Los celadores cambiaban con el turno, pero todos, como un solo hombre, eran implacables: ninguno de ellos se mostraba misericordioso, ninguno se permitía no advertir que el prisionero se había vuelto de cara a la pared, al contrario, sólo esperaban que lo hiciera, y todos descargaban sus golpes con furia y palabrotas. Aunque Abutalip Kuttybáyev comprendía la misión y las obligaciones de los celadores, no por ello a veces dejaba de preguntarse con desesperación: «¿Por qué son así? Tienen aspecto humano. ¿Cómo pueden albergar tanto rencor? En realidad, a ninguno de ellos hice mal alguno. No me conocían, no les conocía, pero me golpean y se burlan de mí como si de una venganza de sangre se tratara. ¿Por qué? ¿De dónde salen estos hombres? ¿Cómo se han convertido en lo que son? ¿Por qué me martirizan? ¿Cómo resistir, cómo no volverme loco, cómo no romperme la cabeza contra la pared? Porque otra salida no hay».

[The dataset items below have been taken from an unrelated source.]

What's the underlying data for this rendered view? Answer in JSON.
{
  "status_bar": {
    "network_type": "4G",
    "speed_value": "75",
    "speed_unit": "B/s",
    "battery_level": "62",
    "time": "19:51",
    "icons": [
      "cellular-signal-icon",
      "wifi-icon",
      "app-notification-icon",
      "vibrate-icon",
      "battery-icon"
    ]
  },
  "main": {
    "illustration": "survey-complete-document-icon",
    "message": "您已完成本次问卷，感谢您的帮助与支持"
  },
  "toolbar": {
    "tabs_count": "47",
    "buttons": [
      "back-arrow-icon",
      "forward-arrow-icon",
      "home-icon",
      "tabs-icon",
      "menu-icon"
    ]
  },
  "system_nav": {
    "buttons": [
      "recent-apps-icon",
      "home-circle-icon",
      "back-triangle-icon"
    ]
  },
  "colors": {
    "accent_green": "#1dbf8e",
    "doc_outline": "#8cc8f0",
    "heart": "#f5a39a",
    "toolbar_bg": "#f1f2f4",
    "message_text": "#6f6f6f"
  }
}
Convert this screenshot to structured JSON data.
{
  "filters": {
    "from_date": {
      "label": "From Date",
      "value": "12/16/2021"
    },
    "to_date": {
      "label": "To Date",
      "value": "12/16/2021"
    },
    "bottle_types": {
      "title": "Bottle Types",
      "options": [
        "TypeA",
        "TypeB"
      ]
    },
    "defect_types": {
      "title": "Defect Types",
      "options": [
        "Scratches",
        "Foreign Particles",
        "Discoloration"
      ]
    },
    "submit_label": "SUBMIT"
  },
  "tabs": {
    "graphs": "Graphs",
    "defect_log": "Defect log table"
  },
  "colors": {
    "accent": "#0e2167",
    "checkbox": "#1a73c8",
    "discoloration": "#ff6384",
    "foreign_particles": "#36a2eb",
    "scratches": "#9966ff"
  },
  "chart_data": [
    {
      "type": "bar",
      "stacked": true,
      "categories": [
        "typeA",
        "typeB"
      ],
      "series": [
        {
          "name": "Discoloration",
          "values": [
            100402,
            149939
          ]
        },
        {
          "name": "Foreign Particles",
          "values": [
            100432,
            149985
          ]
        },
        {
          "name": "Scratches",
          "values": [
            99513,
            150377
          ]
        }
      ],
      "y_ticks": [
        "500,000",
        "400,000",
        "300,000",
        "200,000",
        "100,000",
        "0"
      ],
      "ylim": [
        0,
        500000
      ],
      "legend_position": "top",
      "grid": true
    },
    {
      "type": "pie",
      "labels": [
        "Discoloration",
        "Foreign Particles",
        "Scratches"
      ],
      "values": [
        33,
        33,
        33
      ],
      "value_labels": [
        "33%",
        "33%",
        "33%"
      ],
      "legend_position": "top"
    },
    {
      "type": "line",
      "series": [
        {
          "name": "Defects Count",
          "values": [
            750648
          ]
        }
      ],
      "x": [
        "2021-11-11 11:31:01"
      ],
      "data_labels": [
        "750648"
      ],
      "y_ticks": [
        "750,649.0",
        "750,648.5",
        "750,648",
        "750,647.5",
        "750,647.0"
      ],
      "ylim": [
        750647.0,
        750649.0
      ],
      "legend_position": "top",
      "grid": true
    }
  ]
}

Un día, pese a todo, no se pudo contener. Fue como la llamarada de un blanco relámpago. Ni él mismo comprendía después cómo pudo ser que se agarrara al celador que le daba de puntapiés. Y rodaron por el suelo en furioso cuerpo a cuerpo. «¡En el frente te habría pegado un tiro como a un perro rabioso!», gritó con voz ronca Abutalip desgarrando con un crujido el uniforme del celador y apretando su cuello con dedos petrificados. No se sabe cómo habría terminado la cosa de no acercarse apresuradamente otros dos guardias que estaban en el pasillo.
Abutalip no volvió en sí hasta el día siguiente. Lo primero que vio a través de la bruma y el dolor fue la misma bombilla inapagable, la del techo. Luego, al enfermero que cuidaba de él.
—Descansa, ahora ya no te vas al otro mundo —le dijo en voz baja el enfermero aplicándole una compresa a la herida de la frente—. Y no vuelvas a ser el último de los estúpidos. Esta vez podían haber acababo contigo por atacar a la guardia, habrían podido pegarte como a un perro, y además impunemente. Da las gracias a Tansykbáyev, no necesita tu cadáver, te necesita a ti, vivo. ¿Comprendes?
Abutalip callaba con aire estúpido. Le daba lo mismo lo que pudiera sucederle, el giro que tomara su destino. Su espíritu no recuperó en seguida la capacidad para el sufrimiento.
En aquellos días tuvo momentos de obnubilación. La pérdida de la noción de la realidad, y el estado de duermevela, fueron una protección salvadora. En aquellos momentos, Abutalip no deseaba esconderse ni evitar la hiriente luz, al contrario, ansiaba ir al encuentro de aquella implacable y dolorosa radiación que le volvía loco, y le parecía que flotaba en el aire acercándose a la fuente de dolor y de irritación, venciéndose a sí mismo en la lucha por superar la fuerza de aquella luz incesante y cegadora, por disolverse y desaparecer en la inexistencia.
Sin embargo, incluso entonces conservaba en su martirizada conciencia un hilo que le relacionaba con el pasado: una deprimente e incesante añoranza, un incesante temor por su familia y por sus hijos.